One day we went to the home, my mum extravagantly upbeat, leading reluctant me into the fug of wee that pervaded everything. Our aunt was expecting us, the staff said, big smiles, she’d be so pleased to see us. My mum knocked on her door, pushed it open, and there she was, slewed over to the side in her chair, in a way that didn’t look right at all.

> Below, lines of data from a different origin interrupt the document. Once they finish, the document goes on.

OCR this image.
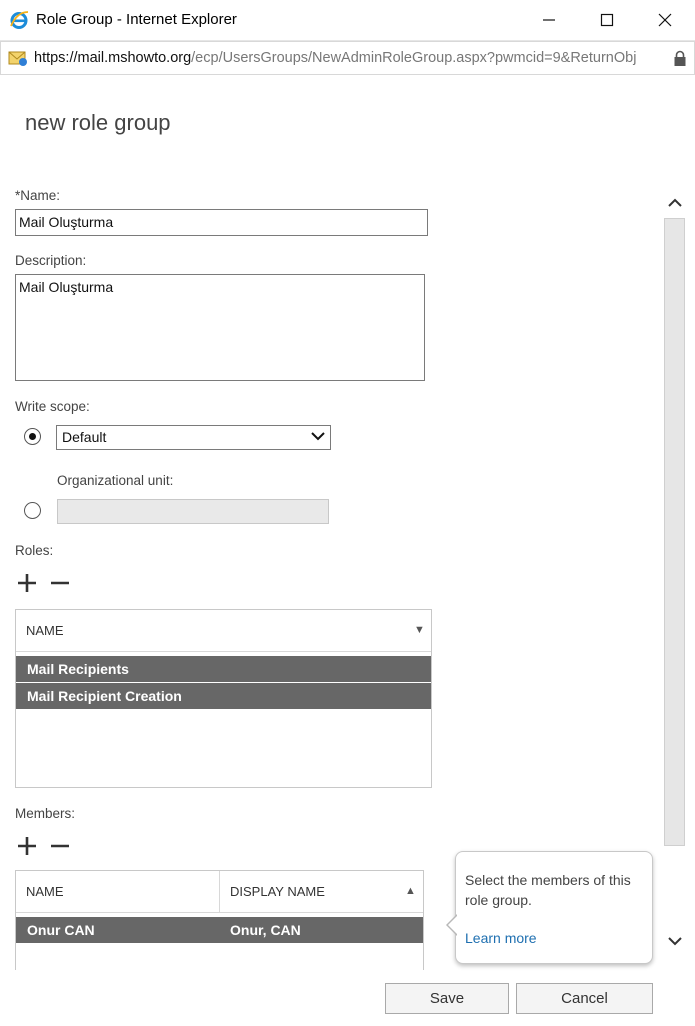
Role Group - Internet Explorer
https://mail.mshowto.org/ecp/UsersGroups/NewAdminRoleGroup.aspx?pwmcid=9&ReturnObj
new role group
*Name:
Mail Oluşturma
Description:
Mail Oluşturma
Write scope:
Default
Organizational unit:
Roles:
NAME	▼
Mail Recipients
Mail Recipient Creation
Members:
NAME	DISPLAY NAME	▲
Onur CAN	Onur, CAN
Select the members of this role group.
Learn more
Save	Cancel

My mother cried out her name and ran over to her; somebody else whisked me out of the room before I could see anything more. Nurses were saying it was all right, don’t worry, but I was dumb with shock. I thought she must be dead. I was taken into the office and they got out a tub of Quality Street, something nurses always have. I didn’t want one, but I took a Toffee Finger and ate it very slowly and without pleasure, nibbling the chocolate until the toffee was entirely stripped. I didn’t know if my aunt was all right; I didn’t know where my mother was, but that visceral moment she cried my aunt’s name and let go of my hand had betrayed her; she was frightened, deep down. I felt furious with this stale grey building, with everybody going about pretending things were not awful. I could not believe my aunt was being allowed to fade away in this manner.

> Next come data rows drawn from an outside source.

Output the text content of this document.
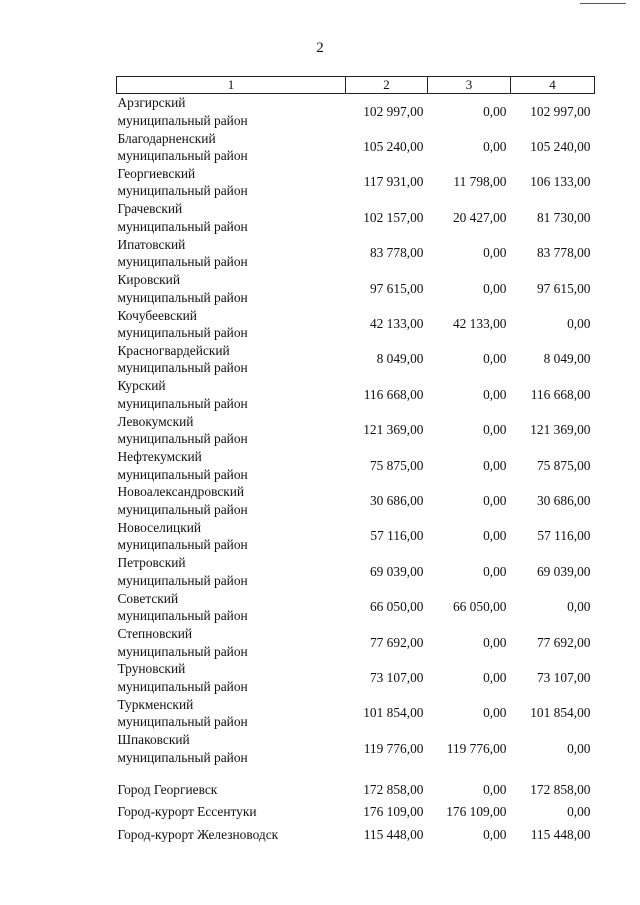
2
1	2	3	4
Арзгирский
муниципальный район	102 997,00	0,00	102 997,00
Благодарненский
муниципальный район	105 240,00	0,00	105 240,00
Георгиевский
муниципальный район	117 931,00	11 798,00	106 133,00
Грачевский
муниципальный район	102 157,00	20 427,00	81 730,00
Ипатовский
муниципальный район	83 778,00	0,00	83 778,00
Кировский
муниципальный район	97 615,00	0,00	97 615,00
Кочубеевский
муниципальный район	42 133,00	42 133,00	0,00
Красногвардейский
муниципальный район	8 049,00	0,00	8 049,00
Курский
муниципальный район	116 668,00	0,00	116 668,00
Левокумский
муниципальный район	121 369,00	0,00	121 369,00
Нефтекумский
муниципальный район	75 875,00	0,00	75 875,00
Новоалександровский
муниципальный район	30 686,00	0,00	30 686,00
Новоселицкий
муниципальный район	57 116,00	0,00	57 116,00
Петровский
муниципальный район	69 039,00	0,00	69 039,00
Советский
муниципальный район	66 050,00	66 050,00	0,00
Степновский
муниципальный район	77 692,00	0,00	77 692,00
Труновский
муниципальный район	73 107,00	0,00	73 107,00
Туркменский
муниципальный район	101 854,00	0,00	101 854,00
Шпаковский
муниципальный район	119 776,00	119 776,00	0,00

Город Георгиевск	172 858,00	0,00	172 858,00
Город-курорт Ессентуки	176 109,00	176 109,00	0,00
Город-курорт Железноводск	115 448,00	0,00	115 448,00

Now I’m an adult I understand more. That the care home was a good one; that my mother and her great-aunt still cherished their meetings; that people can be stripped of a great many things and love still remains. I’ve no idea whether my aunt was satisfied with her quality of life in those last few years, but I know that my fury was to do with me, not her. I was a little child and I had never seen somebody grow old and infirm, never had to contemplate the prospect of death.
Quality Street still make me feel a bit shuddery, but nowadays I always choose the Toffee Finger on principle. And I think of her without fail, every time.